Он пишет ей письма в полную силу, когда вопрос касается искусства или его собственного творчества, — здесь он неподкупен, гениален, высокомерен, царственен; когда дело касается житейских вопросов, он иногда просто лжив, неблагороден. Мелькает, между прочим, имя Дебюсси, бывшего чуть ли не учителем музыки у этих пажей…
Он ее не уважал. Вообще говоря, поразительно художественно сложившийся материал: у гомосексуалиста поклонница женщина, причем тоже не простое женское поклонение, а именно психопатическое.
И вот сыновья открывают ей глаза: мама, он живет с мужчинами, лакей Алеша — это его плотская любовь, а вовсе не какой-то там удивительный лакей.
Можно представить, какое впечатление произвело на нее это разоблачение. Тотчас же обуглились письма, поскольку проступили все места, где он лгал. Ведь она все же была влюблена в него! В обществе, знала она, «шли разговоры о Чайковском и фон Меккше»… Может быть, ей было как раз приятно, что эти разговоры шли. И вдруг такое посмеяние! Как он лгал, значит, как не уважал ее!
Она ему отказала в поддержке; разом окончилось всякое ее вмёшательство в его жизнь: виллы за границей, Браилов и т. д. Она объяснила это изменение тем, что она разорена… Он рассердился, начал обливать ее грязью.
— Неправда! — восклицал он. — Разорена? Неправда! С обычной точки зрения она еще феноменально богата!
И называл ее гадиной.
За что?
Скажем, что и она не слишком права, отказав ему в поддержке только за то, что он не совсем нормален в половом отношении. Но у нее все же есть элементы душевного краха. У него же — только материальный крах!
Эта история лишний раз говорит о том, с какой незаинтересованностью должны мы относиться к личной жизни художника. В отношениях с фон Мекк Чайковский показывает себя в неприятном свете — это эгоист, неправдивый и, главное, неблагодарный человек. Хорошо, она миллионерша, капиталистка, и, в конце концов, те несколько тысяч в год, которые она тратила на Чайковского, — пустяк; тем не менее она это делала со страстью, с безумьем, придающим ее фигуре все же богатый оттенок. Он не должен был бы чернить ее. Он делает это.
Важно ли нам это, когда мы слушаем рассказ Франчески среди огня Ада? Что из того, что есть порядочные люди? Мне нравится больше Фарината в том же Аду, который, по существу, был бандитом и который на вопрос Данте по поводу тех страданий, которые он переносит в своей огненной могиле, удивленно спрашивает, о каких, собственно, страданиях говорит Данте.

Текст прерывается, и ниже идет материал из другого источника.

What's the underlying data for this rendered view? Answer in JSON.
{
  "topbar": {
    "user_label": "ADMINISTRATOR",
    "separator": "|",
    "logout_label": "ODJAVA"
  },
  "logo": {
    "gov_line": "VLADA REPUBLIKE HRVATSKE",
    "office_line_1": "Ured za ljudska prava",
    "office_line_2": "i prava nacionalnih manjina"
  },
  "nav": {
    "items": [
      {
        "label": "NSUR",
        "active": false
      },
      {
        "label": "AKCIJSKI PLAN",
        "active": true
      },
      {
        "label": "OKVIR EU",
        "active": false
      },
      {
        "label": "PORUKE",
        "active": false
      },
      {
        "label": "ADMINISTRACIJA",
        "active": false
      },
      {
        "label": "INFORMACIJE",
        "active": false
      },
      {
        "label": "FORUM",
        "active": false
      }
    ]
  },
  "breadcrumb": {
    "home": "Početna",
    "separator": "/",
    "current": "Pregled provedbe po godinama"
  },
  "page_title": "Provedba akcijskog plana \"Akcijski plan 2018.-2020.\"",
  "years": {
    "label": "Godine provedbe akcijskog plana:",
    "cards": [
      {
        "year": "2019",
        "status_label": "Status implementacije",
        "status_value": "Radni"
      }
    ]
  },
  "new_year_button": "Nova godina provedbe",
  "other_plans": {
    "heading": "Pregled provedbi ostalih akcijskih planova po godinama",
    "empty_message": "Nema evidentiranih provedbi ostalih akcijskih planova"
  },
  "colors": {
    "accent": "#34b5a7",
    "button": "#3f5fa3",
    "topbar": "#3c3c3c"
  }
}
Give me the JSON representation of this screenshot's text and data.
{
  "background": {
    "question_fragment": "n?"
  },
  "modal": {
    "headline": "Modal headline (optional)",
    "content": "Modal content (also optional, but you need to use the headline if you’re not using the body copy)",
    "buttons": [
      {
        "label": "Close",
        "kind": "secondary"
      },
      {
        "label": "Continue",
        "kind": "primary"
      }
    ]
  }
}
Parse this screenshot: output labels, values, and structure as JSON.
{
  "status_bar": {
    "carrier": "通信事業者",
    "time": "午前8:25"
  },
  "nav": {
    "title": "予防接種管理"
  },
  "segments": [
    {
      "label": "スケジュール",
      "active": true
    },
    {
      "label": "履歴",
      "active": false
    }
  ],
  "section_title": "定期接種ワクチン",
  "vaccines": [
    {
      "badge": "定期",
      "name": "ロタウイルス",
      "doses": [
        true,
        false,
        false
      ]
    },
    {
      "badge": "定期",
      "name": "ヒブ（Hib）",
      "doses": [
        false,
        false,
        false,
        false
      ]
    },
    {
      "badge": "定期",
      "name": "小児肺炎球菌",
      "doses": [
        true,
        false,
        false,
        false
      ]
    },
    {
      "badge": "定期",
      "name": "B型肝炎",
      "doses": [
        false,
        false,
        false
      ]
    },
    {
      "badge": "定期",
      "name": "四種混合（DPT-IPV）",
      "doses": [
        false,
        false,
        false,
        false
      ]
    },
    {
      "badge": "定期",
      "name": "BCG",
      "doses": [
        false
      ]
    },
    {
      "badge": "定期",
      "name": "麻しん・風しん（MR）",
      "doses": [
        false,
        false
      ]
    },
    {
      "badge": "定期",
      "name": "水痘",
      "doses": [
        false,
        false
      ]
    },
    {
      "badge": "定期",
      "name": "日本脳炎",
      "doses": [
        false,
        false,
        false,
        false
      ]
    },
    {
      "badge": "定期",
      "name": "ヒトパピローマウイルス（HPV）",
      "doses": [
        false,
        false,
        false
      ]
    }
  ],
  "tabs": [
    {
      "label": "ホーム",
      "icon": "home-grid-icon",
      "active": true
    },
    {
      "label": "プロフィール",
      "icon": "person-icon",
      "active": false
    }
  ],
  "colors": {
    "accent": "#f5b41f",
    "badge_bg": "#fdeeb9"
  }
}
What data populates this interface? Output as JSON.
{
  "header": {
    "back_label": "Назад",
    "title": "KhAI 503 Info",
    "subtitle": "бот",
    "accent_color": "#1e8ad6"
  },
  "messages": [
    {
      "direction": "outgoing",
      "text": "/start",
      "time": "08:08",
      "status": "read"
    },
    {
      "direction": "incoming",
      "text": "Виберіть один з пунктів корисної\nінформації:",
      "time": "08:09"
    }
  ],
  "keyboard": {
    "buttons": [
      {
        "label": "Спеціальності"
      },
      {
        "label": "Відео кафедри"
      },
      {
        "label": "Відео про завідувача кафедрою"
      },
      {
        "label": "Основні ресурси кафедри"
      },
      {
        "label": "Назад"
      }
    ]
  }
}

— Я ничего не чувствую, — гордо отвечает великий гибеллин, — какой огонь? Я не вижу никакого огня.
Он не считался с теми угрозами, которыми осыпал его папа при жизни, — угрозами вечных мук в загробной жизни, — и теперь, когда эти муки действительно окружили его, он продолжает не признавать, не видеть их.
Какое царственное письмо написал Чайковский[296] по поводу переложения молодым Рахманиновым для четырех рук «Спящей красавицы»! Он, автор произведения, которое другой автор перекладывает в иную форму, укоряет этого автора в чрезмерном поклонении авторитету (то есть ему самому, Чайковскому), в отсутствии смелости и инициативы. Другими словами, ему понравилось бы, если бы Рахманинов отнесся к его произведению разрушительно!
У Жюля Ренара есть маленькие композиции о животных и вообще о природе, очень похожие на меня.
Когда-то я, описывая какое-то свое бегство, говорил о том, как прикладываю лицо к дереву — к лицу брата, писал я; и дальше говорил, что это лицо длинное, в морщинах и что по нему бегают муравьи.
У Ренара похоже о деревьях[297]: семья деревьев, она примет его к себе, признает его своим… Кое-что он уже умеет: смотреть на облака, молчать.
Мне всегда казалась доказанной неделимость мира в отношении искусства. В разных концах мира одно и то же приходит в голову.
Писать можно, начиная ни с чего… Все, что написано, интересно, если человеку есть что сказать, если человек что-то когда-либо заметил.
Например, я заметил, что когда ешь вишню, то хочешь в ней также и отразиться. Важнее ли мысль Пушкина, скажем, о том, что некоторые приказы Петра написаны не пером, а кнутом, этой моей мысли о вишнях? Думаю, что эти мысли равноценны по затрате на них мозговой энергии. Повлияют ли на будущие поколения строки о Петре в том смысле, что в дальнейшем приказы не будут писаться кнутом? Не повлияют. Таким образом, никакого значения, кроме чисто эстетического, эти строки не имеют. Отсюда их равенство строке о вишне.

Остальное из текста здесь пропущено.